Wild-type and mutant current-voltage curves calculated using PNP theory. The upper bath was held at 0.1 M KCl and the lower bath at 1.0 KCl. The applied voltage is the value in the lower bath relative to the upper bath. Under these conditions, positive reversal potentials indicate that the channel is anion selective. (A) The channel was embedded in a dielectric slab with the N and C-termini facing the lower solution. The black line is the wild-type curve, and the red curves correspond to K20E and K61E. The leftward shift of both red curves indicates that both mutants reduce the anion selectivity of mVDAC1. The blue curve corresponds to the K20E/K61E/K96E triple mutant. This curve has a negative reversal potential indicating that the channel has been engineered to be cation selective. (B) The orientation of the channels in the membrane were reversed compared to panel A. In this case, the N and C-termini face the upper bath. Interestingly, the reversal potentials are all shifted compared to those in panel A demonstrating that the channel’s selectivity depends on its orientation in the membrane.

Fig. 6

Voltage dependence of the mVDAC1 x-ray structure compared to two hypothetical gating motions. (A) mVDAC1 is pictured on the left and a hypothetical partially closed state suggested by Ujwal et al. (ref. ) is on the right (gating motion 1). (B) mVDAC1 is pictured on the left and the N-terminal helix (red) has been removed from the pore on the right (gating motion 2). (C) Poisson-Boltzmann calculations were carried out to determine the membrane potential’s contribution to the energy difference between these sets of structures (ΔE = E_{hypo. state} − E_mVDAC1).
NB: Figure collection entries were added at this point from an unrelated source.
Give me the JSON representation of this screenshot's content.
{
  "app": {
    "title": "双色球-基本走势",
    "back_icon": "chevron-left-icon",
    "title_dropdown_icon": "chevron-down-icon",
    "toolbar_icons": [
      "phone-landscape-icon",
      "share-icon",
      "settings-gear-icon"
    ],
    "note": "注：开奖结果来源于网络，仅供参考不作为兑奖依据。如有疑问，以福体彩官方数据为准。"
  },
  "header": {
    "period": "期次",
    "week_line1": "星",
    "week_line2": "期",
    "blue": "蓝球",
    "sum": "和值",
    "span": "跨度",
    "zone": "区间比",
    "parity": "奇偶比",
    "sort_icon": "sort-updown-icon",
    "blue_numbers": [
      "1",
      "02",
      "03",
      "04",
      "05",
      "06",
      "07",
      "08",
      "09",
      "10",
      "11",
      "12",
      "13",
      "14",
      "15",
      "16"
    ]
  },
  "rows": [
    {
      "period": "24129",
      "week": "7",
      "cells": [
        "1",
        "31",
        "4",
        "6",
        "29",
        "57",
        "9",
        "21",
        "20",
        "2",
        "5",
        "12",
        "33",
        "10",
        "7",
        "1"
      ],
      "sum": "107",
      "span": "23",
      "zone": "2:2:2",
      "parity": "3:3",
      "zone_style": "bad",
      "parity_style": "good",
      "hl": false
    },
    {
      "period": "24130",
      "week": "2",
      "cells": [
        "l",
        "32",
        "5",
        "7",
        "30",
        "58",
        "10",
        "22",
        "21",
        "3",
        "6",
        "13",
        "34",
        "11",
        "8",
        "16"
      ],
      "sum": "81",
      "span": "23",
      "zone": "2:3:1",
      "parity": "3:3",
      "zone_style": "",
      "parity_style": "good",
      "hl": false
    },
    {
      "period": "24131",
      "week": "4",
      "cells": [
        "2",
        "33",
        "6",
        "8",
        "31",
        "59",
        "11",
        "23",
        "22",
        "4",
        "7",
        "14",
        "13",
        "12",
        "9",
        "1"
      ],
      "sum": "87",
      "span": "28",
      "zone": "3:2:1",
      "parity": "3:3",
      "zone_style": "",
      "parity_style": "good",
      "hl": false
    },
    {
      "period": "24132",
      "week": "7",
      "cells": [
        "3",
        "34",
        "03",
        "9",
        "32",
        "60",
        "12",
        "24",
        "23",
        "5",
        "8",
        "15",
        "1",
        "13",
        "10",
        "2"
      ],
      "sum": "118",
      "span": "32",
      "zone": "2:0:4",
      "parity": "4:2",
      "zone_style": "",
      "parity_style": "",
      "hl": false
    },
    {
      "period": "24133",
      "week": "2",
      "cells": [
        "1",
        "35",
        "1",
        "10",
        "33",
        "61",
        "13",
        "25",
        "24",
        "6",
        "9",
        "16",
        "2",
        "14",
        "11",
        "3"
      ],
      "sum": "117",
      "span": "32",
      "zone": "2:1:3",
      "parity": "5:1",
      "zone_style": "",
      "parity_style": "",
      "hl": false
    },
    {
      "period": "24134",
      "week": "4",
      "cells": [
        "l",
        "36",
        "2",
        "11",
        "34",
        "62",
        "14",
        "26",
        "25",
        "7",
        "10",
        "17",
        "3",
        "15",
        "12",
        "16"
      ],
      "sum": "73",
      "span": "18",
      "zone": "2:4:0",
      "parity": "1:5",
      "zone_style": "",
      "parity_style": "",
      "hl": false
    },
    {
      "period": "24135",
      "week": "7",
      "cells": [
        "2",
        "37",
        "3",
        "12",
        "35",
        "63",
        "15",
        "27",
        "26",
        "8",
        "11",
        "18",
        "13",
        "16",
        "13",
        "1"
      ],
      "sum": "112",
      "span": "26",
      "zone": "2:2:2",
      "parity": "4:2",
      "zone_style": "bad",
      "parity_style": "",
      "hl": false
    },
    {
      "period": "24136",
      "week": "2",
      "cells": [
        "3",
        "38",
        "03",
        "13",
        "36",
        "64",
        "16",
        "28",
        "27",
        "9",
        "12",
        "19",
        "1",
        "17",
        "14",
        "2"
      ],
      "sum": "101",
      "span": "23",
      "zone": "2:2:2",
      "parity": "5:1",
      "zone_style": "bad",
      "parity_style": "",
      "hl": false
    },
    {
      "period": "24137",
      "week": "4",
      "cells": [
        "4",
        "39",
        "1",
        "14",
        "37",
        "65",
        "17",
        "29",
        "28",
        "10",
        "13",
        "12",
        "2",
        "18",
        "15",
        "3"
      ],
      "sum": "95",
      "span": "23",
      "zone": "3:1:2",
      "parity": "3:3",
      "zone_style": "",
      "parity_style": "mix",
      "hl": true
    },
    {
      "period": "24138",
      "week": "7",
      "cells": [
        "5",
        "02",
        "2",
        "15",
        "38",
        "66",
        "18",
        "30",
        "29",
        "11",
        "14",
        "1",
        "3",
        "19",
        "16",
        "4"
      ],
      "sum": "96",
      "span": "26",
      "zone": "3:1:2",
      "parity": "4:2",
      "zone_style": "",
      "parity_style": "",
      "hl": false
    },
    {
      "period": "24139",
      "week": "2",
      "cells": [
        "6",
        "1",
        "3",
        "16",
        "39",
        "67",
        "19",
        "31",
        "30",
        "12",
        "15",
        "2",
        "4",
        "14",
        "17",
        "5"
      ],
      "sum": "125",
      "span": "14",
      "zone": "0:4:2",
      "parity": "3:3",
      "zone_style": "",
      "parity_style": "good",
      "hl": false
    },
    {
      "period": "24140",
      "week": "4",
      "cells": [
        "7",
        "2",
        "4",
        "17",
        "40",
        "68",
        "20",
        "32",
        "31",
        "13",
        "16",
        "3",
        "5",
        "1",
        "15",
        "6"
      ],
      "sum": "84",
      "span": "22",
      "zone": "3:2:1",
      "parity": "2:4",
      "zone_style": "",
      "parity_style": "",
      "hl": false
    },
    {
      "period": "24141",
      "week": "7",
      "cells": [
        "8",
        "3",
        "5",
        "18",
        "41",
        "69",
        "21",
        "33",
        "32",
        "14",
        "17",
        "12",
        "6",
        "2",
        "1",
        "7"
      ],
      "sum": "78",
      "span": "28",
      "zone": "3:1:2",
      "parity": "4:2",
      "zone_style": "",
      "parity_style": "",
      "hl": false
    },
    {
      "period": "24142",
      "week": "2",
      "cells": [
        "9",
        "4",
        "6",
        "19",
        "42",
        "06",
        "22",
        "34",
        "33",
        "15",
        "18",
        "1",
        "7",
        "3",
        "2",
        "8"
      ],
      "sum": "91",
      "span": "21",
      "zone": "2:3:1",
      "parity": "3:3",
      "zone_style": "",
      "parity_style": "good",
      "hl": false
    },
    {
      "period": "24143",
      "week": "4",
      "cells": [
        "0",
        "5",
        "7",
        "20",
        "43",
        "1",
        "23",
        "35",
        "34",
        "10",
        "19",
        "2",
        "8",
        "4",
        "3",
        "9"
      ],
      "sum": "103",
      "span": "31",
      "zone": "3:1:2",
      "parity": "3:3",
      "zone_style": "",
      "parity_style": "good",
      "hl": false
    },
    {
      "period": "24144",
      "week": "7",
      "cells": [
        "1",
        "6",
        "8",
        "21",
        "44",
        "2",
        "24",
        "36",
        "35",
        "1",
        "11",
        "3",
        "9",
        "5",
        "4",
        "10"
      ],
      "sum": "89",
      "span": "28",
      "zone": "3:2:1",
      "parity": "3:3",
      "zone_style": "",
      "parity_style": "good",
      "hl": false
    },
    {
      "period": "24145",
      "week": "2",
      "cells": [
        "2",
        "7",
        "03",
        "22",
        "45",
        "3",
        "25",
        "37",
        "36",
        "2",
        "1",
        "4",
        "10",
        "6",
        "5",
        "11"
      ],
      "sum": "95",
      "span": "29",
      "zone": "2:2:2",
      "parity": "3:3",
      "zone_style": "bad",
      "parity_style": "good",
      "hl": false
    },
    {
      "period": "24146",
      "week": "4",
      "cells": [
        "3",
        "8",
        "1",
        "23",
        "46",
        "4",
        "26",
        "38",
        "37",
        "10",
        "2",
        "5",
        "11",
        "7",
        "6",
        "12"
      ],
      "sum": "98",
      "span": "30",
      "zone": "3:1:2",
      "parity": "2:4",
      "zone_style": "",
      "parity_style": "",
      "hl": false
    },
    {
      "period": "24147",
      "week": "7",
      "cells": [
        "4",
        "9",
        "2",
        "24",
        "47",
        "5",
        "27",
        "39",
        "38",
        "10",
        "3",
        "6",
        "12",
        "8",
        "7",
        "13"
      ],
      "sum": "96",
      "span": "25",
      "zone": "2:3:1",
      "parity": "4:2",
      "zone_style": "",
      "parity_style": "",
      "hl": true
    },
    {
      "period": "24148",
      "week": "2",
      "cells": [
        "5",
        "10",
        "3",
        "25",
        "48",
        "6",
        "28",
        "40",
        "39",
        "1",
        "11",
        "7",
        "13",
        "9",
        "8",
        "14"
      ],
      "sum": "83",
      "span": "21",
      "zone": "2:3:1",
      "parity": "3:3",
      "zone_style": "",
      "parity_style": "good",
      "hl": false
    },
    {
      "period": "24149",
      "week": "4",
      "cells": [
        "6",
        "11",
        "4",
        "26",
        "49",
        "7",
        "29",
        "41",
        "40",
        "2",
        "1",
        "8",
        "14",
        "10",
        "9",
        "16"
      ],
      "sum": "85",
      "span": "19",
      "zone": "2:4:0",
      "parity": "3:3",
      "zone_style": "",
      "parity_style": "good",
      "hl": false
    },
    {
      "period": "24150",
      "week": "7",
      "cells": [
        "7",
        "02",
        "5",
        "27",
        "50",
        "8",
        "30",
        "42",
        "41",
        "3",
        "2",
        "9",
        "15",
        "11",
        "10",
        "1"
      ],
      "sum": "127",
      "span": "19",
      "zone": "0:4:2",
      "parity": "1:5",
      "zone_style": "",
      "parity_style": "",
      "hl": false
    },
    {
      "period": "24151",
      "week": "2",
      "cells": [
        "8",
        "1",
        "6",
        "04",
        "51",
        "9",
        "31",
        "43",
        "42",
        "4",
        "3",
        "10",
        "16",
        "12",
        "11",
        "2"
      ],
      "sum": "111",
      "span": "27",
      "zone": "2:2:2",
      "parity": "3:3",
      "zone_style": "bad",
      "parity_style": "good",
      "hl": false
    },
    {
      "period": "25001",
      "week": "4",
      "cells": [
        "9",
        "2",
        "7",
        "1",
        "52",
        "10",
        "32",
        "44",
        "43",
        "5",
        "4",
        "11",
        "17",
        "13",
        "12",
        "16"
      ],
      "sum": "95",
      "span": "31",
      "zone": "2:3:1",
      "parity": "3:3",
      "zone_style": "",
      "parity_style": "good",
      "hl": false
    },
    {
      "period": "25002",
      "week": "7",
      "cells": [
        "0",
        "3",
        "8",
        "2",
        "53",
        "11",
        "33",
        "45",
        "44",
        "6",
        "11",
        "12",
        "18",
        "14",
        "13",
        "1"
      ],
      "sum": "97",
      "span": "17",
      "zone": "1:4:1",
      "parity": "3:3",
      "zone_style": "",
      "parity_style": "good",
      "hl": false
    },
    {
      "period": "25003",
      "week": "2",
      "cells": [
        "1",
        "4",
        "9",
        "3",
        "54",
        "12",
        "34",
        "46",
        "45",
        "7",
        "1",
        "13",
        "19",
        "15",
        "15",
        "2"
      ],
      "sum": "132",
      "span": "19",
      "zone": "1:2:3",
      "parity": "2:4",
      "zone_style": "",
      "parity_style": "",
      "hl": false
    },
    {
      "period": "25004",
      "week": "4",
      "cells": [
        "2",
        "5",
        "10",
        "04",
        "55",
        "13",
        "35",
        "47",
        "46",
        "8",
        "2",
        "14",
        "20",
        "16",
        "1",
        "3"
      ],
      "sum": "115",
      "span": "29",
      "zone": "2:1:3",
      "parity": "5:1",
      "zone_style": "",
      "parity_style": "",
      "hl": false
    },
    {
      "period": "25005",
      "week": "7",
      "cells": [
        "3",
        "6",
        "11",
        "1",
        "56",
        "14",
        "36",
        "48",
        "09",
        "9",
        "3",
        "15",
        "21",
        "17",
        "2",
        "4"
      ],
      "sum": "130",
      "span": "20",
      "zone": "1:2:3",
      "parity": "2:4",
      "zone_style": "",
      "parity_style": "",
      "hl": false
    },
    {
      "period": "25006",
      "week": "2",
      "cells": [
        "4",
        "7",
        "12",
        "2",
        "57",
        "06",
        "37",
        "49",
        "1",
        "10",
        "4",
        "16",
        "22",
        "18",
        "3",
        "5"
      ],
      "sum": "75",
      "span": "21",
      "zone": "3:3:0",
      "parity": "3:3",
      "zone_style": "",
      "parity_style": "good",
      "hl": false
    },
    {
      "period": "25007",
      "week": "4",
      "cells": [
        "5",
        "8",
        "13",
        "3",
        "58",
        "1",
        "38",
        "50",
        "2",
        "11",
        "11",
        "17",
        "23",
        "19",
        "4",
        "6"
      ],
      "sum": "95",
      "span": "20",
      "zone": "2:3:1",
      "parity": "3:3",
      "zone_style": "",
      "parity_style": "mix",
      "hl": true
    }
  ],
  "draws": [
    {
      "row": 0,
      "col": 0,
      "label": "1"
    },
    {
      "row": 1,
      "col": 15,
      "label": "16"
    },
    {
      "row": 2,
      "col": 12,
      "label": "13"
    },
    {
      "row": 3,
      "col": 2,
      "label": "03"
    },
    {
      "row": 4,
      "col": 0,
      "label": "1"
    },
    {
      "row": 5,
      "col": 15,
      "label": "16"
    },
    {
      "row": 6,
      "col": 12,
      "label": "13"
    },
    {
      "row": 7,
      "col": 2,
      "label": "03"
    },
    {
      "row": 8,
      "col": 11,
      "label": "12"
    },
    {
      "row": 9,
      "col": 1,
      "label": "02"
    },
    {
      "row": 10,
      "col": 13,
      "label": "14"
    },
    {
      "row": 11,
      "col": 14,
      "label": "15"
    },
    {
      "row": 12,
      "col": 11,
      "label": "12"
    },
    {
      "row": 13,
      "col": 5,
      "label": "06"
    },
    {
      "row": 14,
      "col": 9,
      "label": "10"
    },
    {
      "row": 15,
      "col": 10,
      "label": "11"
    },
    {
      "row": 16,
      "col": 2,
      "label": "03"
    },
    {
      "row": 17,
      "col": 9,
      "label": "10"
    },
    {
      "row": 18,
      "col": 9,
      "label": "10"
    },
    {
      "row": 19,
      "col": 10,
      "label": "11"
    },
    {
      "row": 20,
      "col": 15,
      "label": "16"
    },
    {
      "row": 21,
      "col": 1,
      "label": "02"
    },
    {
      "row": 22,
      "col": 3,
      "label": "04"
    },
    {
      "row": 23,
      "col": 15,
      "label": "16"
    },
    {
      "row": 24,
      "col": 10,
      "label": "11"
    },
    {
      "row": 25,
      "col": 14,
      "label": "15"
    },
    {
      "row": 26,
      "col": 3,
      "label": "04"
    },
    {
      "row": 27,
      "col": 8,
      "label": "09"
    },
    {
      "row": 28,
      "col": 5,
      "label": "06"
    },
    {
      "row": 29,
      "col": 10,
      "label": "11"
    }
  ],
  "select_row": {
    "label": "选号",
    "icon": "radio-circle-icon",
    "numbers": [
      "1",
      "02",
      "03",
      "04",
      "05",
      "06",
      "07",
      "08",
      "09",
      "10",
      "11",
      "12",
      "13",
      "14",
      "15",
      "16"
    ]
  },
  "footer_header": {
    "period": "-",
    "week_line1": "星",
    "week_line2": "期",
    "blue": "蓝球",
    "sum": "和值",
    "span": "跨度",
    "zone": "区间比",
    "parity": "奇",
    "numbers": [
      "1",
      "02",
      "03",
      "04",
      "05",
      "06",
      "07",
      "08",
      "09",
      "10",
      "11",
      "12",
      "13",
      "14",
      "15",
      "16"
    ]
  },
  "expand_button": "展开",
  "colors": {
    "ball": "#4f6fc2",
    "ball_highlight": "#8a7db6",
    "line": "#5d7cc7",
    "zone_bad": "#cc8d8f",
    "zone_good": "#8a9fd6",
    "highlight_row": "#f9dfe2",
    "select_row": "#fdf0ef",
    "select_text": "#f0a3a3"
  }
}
The outer bath was held at 0 mV and the inner bath was varied from -50 to +50 mV. To represent the hypothetical state in panel B, the helix was deleted from mVDAC1 as discussed in the text. The energy difference between the states in A is represented by the blue curve, and the difference between the states in B is represented by the red curve. Gating motion 1 shows no voltage dependence, while gating motion 2 has a voltage-sensor valence of 1.5.

Fig. 7

Biophysical properties of the two hypothetical closed states. The electrostatic potential of hypothetical closed state 1 was calculated and plotted at z = +10 Å (A) and z = -3 Å (C), and the isocontours for hypothetical closed state 2 were plotted at z = +10 Å (B) and z = -3 Å (D). Each channel is viewed along the pore’s long axis, and the protein interior is shaded light green. We see in panel C that the N-terminal helix occludes the middle of the pore of hypothetical closed state 1, but panels B and D show that hypothetical closed state 2 has an unobstructed pore at all levels. As in Fig. 4, four equally spaced isocontours are depicted with dark green curves representing negative potentials and yellow curves representing more positive potentials. From panel C we see that closed model 1 has only a very small portion of the pore favorable to cation passage. Current-voltage curves for closed state 1 (E) and closed state 2 (F) were also carried out using PNP calculations. The conductance of hypothetical closed state 1 (solid) is so similar to wild type (dashed) that it is hard to distinguish both curves. Due to the larger pore diameter, hypothetical closed state 2 has an increased conductance, indicated by a steeper slope (solid curve) compared to the wild type (dashed). Since the current-voltage curve in panel F crosses the x-axis at a positive potential, the channel is anion selective as is the wild-type channel.